Following your physician’s instructions is key to the success of your surgery. It is important that the surgical incisions are not subjected to excessive force, abrasion, or motion during the time of healing. Dr. Ridha will give you specific instructions on how to care for yourself.

 

Breast Augmentation And Results

The results of your breast augmentation surgery will be long-lasting. You will find it easier to wear certain styles of clothing and swim wear. Like many women who have had breast augmentation, you may also have a boost in self confidence.

Implants may need to be replaced or revised

It’s important to know that after receiving breast implants, results are not permanent and they may require replacement during your lifetime. You should expect to have future visits with Dr. Ridha to discuss changes in your breasts.
Over time, your breasts can change due to aging, weight fluctuations, hormonal factors and gravity. If, after a period of years, you become dissatisfied with the appearance of your breasts, you may choose to undergo a breast lift or implant exchange to restore a more youthful contour.
Continue to follow the doctor’s instructions to ensure the best results for breast enlargement or breast enhancement, and attend follow-up visits as scheduled.

 

Breast Augmentation Glossary

Areola: Pigmented skin surrounding the nipple.

Augmentation mammaplasty: Breast enlargement or breast enhancement by surgery.

Breast Augmentation: Also known as augmentation mammaplasty; breast enlargement or breast enhancement by surgery.

Breast Implants: Medical devices placed in your body to enhance an existing breast size or to reconstruct your breast. Breast implants fall into two categories: saline breast implants and silicone breast implants.

Capsular contracture: A complication of breast implant surgery which occurs when scar tissue that normally forms around the implant tightens and squeezes the implant and becomes firm.

General anesthesia: Drugs and/or gases used during an operation to relieve pain and alter consciousness.

Hematoma: Blood pooling beneath the skin.

Inframammary incision: An incision made in the fold under the breast.

Intravenous sedation: Sedatives administered by injection into a vein to help you relax.

Local anesthesia: A drug injected directly to the site of an incision during an operation to relieve pain.

Mammogram: An x-ray image of the breast.

Mastectomy: The removal of breast tissue, typically to rid the body of cancer.

MRI: Magnetic Resonance Imaging; a painless test to view tissue similar to an x-ray.

Periareolar incision: An incision made at the edge of the areola.

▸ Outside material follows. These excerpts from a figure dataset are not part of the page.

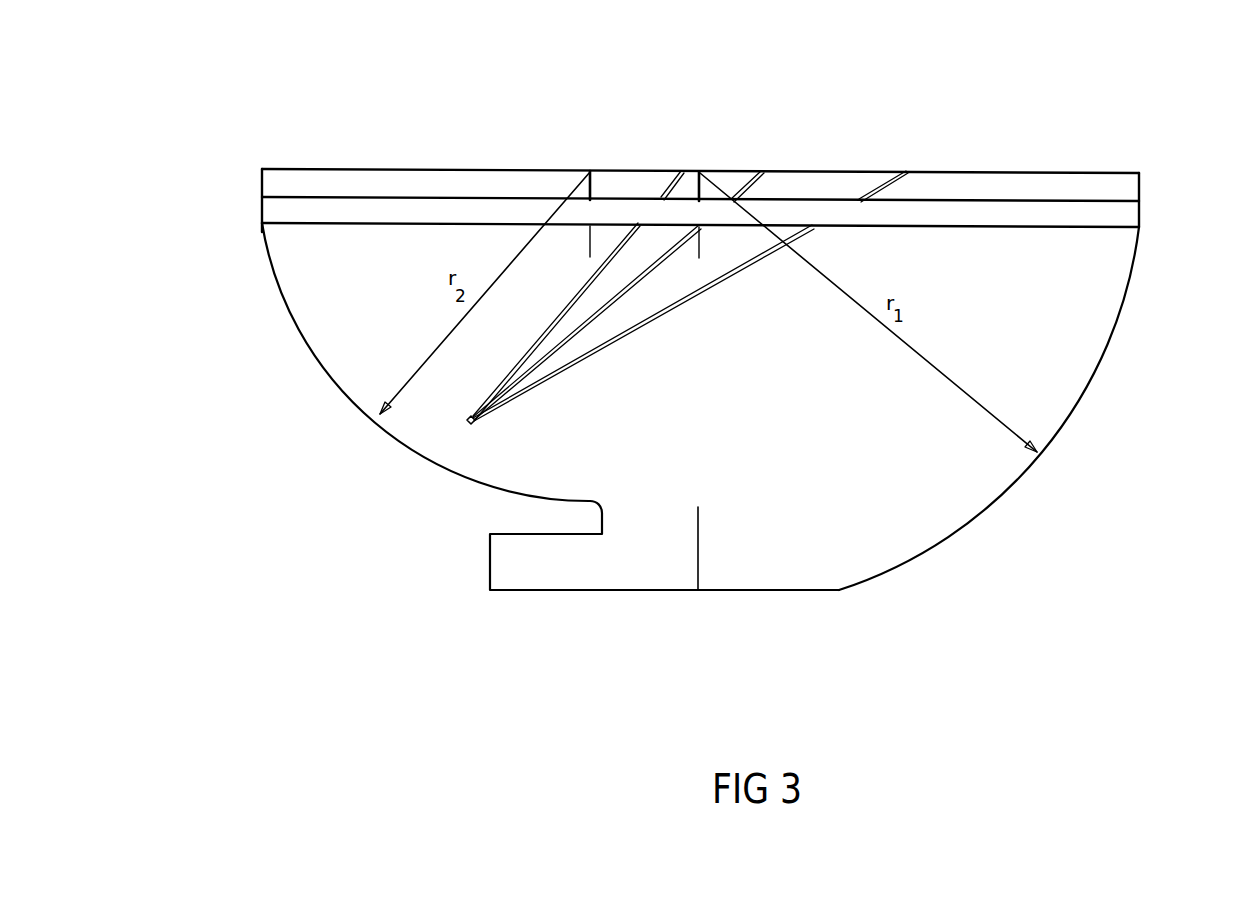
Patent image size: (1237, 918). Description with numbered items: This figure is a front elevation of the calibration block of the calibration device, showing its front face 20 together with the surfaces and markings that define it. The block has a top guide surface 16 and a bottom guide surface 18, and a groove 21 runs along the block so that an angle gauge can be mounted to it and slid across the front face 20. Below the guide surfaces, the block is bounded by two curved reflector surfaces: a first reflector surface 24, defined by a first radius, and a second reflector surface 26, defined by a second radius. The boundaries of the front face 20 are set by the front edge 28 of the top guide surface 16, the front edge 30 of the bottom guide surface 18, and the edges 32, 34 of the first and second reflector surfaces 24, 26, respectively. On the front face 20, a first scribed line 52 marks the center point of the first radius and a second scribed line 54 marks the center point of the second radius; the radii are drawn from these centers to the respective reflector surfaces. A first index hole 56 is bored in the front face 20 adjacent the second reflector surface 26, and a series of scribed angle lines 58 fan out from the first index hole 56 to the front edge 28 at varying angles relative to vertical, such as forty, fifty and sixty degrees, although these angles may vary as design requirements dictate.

The top guide surface 16 is at (408, 169).
The bottom guide surface 18 is at (598, 590).
The front face 20 is at (325, 306).
The groove 21 is at (938, 208).
The first reflector surface 24 is at (1133, 262).
The second reflector surface 26 is at (263, 240).
The front edge of the top guide surface 28 is at (1055, 172).
The front edge of the bottom guide surface 30 is at (785, 590).
The edge of the first reflector surface 32 is at (1076, 403).
The edge of the second reflector surface 34 is at (353, 397).
The first scribed line 52 is at (688, 171).
The second scribed line 54 is at (600, 177).
The first index hole 56 is at (471, 424).
The scribed angle lines 58 is at (538, 342).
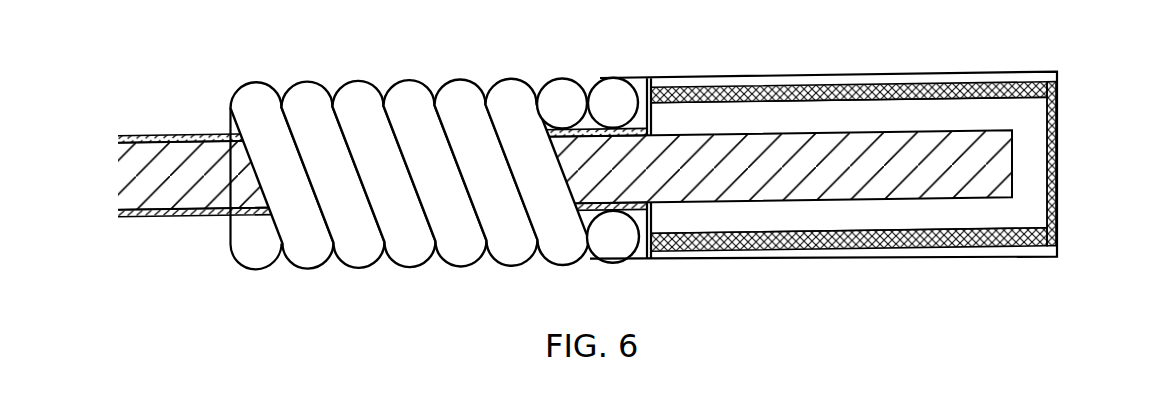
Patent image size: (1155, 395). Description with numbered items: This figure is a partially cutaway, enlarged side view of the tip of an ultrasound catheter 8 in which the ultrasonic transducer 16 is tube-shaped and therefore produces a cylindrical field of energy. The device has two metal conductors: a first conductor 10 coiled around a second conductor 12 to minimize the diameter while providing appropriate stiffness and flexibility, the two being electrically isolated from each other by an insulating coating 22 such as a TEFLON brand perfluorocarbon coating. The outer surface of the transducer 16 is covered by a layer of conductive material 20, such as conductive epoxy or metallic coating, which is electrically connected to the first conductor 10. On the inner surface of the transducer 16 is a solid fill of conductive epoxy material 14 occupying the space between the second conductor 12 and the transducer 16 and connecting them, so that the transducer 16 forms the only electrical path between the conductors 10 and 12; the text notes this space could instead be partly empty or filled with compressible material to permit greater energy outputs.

The ultrasound catheter 8 is at (531, 43).
The first conductor 10 is at (309, 82).
The second conductor 12 is at (186, 193).
The conductive backing layer 14 is at (925, 215).
The ultrasonic transducer 16 is at (745, 86).
The layer of conductive material 20 is at (868, 78).
The insulating coating 22 is at (172, 138).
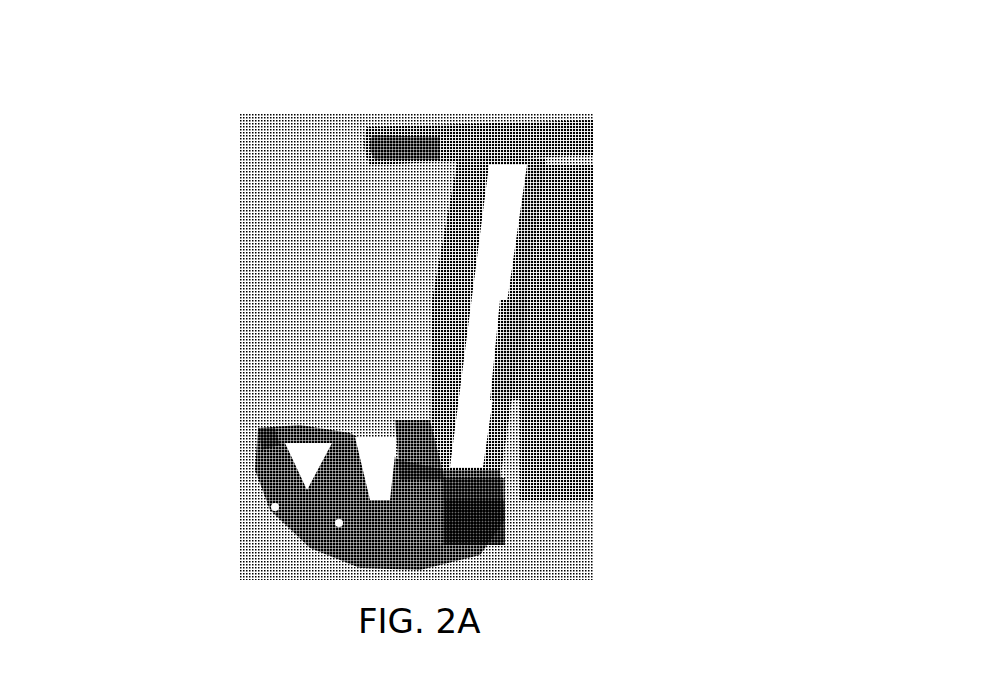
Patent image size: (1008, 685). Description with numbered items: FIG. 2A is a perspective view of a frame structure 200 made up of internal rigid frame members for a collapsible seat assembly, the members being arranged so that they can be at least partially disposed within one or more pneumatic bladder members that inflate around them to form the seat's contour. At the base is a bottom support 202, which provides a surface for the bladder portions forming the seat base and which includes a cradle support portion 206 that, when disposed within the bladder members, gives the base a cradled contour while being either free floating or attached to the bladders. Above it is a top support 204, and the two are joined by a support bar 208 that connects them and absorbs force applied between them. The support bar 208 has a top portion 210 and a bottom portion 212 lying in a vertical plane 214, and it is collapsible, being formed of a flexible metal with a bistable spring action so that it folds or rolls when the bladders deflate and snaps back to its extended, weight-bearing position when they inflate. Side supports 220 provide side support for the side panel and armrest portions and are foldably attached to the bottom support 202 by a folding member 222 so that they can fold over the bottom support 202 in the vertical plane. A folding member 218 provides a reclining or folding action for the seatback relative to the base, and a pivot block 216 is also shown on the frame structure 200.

The frame structure 200 is at (176, 60).
The bottom support 202 is at (345, 560).
The top support 204 is at (565, 138).
The cradle support portion 206 is at (287, 523).
The support bar 208 is at (442, 277).
The top portion 210 is at (483, 302).
The bottom portion 212 is at (475, 398).
The vertical plane 214 is at (432, 312).
The pivot block 216 is at (463, 480).
The folding member 218 is at (475, 507).
The side supports 220 is at (418, 428).
The folding member 222 is at (273, 508).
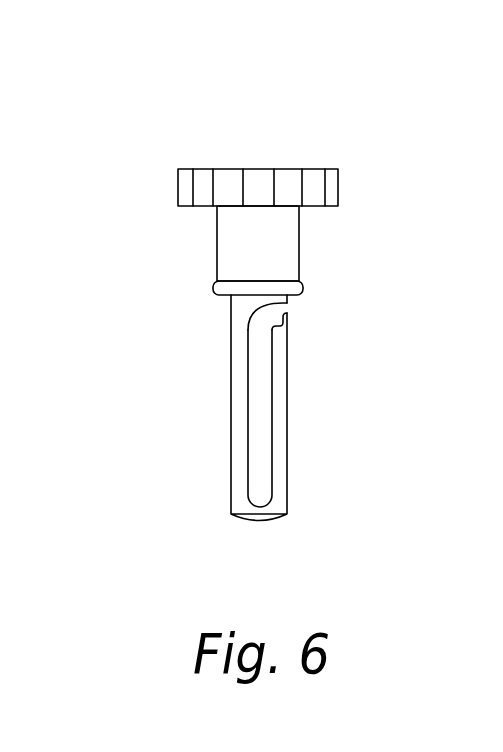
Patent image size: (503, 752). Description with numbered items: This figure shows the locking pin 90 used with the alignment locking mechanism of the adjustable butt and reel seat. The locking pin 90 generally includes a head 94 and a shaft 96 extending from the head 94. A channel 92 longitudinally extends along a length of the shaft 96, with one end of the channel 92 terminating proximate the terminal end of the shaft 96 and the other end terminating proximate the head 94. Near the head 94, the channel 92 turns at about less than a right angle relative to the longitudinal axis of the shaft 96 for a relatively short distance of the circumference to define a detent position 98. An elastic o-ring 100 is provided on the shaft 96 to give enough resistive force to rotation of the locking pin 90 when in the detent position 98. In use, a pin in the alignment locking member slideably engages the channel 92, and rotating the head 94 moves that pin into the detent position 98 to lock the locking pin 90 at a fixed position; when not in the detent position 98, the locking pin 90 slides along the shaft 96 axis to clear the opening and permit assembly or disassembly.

The locking pin 90 is at (357, 181).
The head 94 is at (177, 186).
The shaft 96 is at (282, 450).
The channel 92 is at (260, 410).
The detent position 98 is at (291, 315).
The elastic o-ring 100 is at (248, 291).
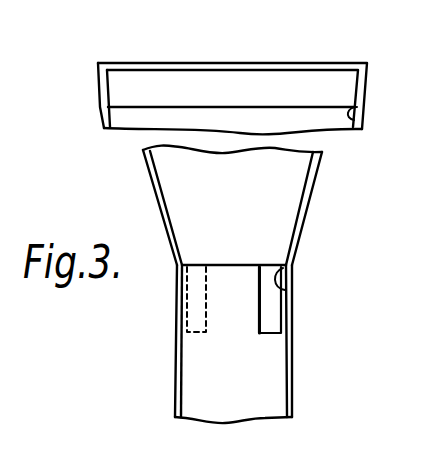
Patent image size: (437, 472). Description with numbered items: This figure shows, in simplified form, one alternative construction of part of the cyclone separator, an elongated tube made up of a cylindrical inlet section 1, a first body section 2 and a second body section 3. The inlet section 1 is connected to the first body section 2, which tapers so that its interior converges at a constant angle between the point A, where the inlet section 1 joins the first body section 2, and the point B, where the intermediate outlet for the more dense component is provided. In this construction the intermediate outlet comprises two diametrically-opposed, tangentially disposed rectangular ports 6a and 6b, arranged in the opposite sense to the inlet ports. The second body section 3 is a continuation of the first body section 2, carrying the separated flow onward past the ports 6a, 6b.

The cylindrical inlet section 1 is at (98, 80).
The point where the inlet section joins the first body section A is at (362, 120).
The first body section 2 is at (158, 208).
The second body section 3 is at (175, 382).
The rectangular port 6a is at (198, 312).
The rectangular port 6b is at (270, 317).
The point where the intermediate outlet is provided B is at (288, 288).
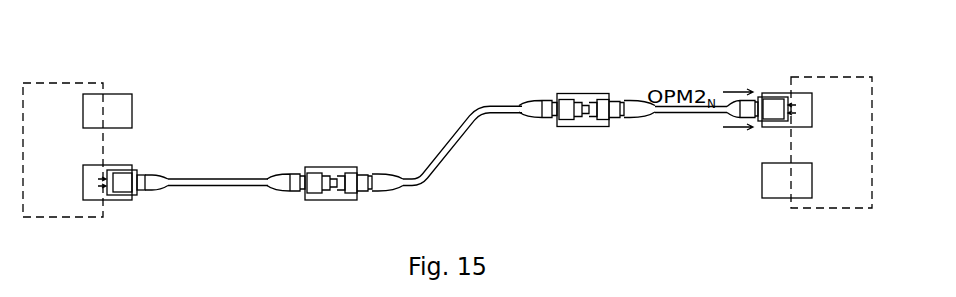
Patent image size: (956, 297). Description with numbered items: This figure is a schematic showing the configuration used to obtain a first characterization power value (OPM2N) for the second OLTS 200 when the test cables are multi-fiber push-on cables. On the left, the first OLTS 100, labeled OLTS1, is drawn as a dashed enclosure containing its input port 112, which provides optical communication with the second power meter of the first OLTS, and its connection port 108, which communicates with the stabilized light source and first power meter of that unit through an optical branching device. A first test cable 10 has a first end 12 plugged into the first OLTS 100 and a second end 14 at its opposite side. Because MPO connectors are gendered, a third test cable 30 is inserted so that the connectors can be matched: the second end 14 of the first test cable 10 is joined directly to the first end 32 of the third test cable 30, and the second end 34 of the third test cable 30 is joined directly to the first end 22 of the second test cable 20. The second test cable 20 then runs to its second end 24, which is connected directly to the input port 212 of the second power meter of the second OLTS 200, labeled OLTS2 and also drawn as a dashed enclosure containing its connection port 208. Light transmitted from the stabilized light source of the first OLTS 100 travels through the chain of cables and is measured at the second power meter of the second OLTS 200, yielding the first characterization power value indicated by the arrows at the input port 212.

The first OLTS 100 is at (104, 82).
The input port 112 is at (123, 115).
The connection port 108 is at (118, 197).
The first end 12 is at (152, 187).
The first test cable 10 is at (220, 186).
The second end 14 is at (302, 180).
The first end 32 is at (363, 180).
The third test cable 30 is at (433, 165).
The second end 34 is at (547, 105).
The first end 22 is at (614, 105).
The second test cable 20 is at (702, 113).
The second end 24 is at (775, 110).
The second OLTS 200 is at (870, 76).
The input port 212 is at (800, 123).
The connection port 208 is at (777, 188).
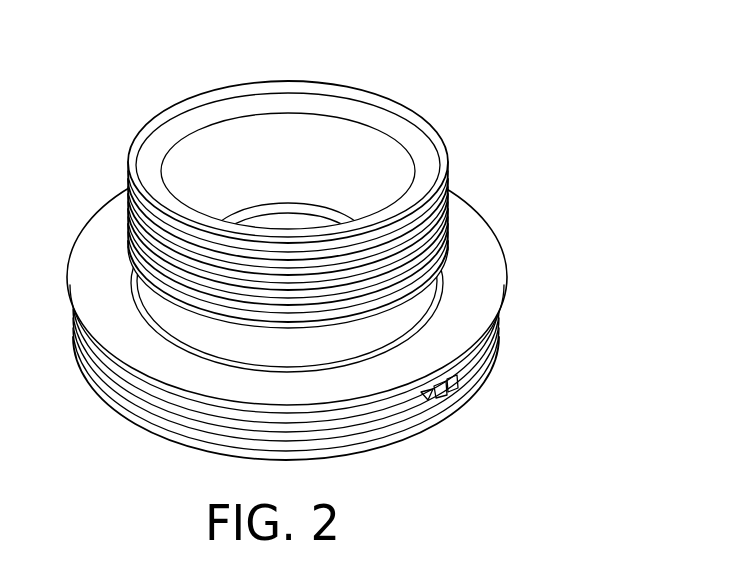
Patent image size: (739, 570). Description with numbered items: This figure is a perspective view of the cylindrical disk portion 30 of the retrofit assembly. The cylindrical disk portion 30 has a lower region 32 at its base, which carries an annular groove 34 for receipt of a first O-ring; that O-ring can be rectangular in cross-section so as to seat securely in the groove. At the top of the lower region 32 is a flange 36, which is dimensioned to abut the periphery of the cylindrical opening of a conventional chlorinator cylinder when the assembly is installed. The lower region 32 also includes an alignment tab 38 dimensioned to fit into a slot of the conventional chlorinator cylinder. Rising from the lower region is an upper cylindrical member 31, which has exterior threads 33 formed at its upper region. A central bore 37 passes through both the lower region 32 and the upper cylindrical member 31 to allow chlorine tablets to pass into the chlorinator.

The cylindrical disk portion 30 is at (450, 68).
The upper cylindrical member 31 is at (320, 164).
The lower region 32 is at (319, 343).
The exterior threads 33 is at (448, 216).
The annular groove 34 is at (185, 412).
The flange 36 is at (506, 295).
The central bore 37 is at (282, 122).
The alignment tab 38 is at (455, 379).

Saline implants: Breast implants filled with salt water.

Silicone implants: Breast implants filled with an elastic gel.

Submammary or subglandular placement: Breast implants placed directly behind the breast tissue, over the pectoral muscle.

Submuscular or subpectoral placement: Breast implants placed under the pectoral muscle, which is located between the breast tissue and chest wall.

Sutures: Stitches used by surgeons to hold skin and tissue together.

Transaxillary incision: An incision made in the underarm area.

Ultrasound: A diagnostic procedure that projects high frequency sound waves into the body and records the echoes as pictures.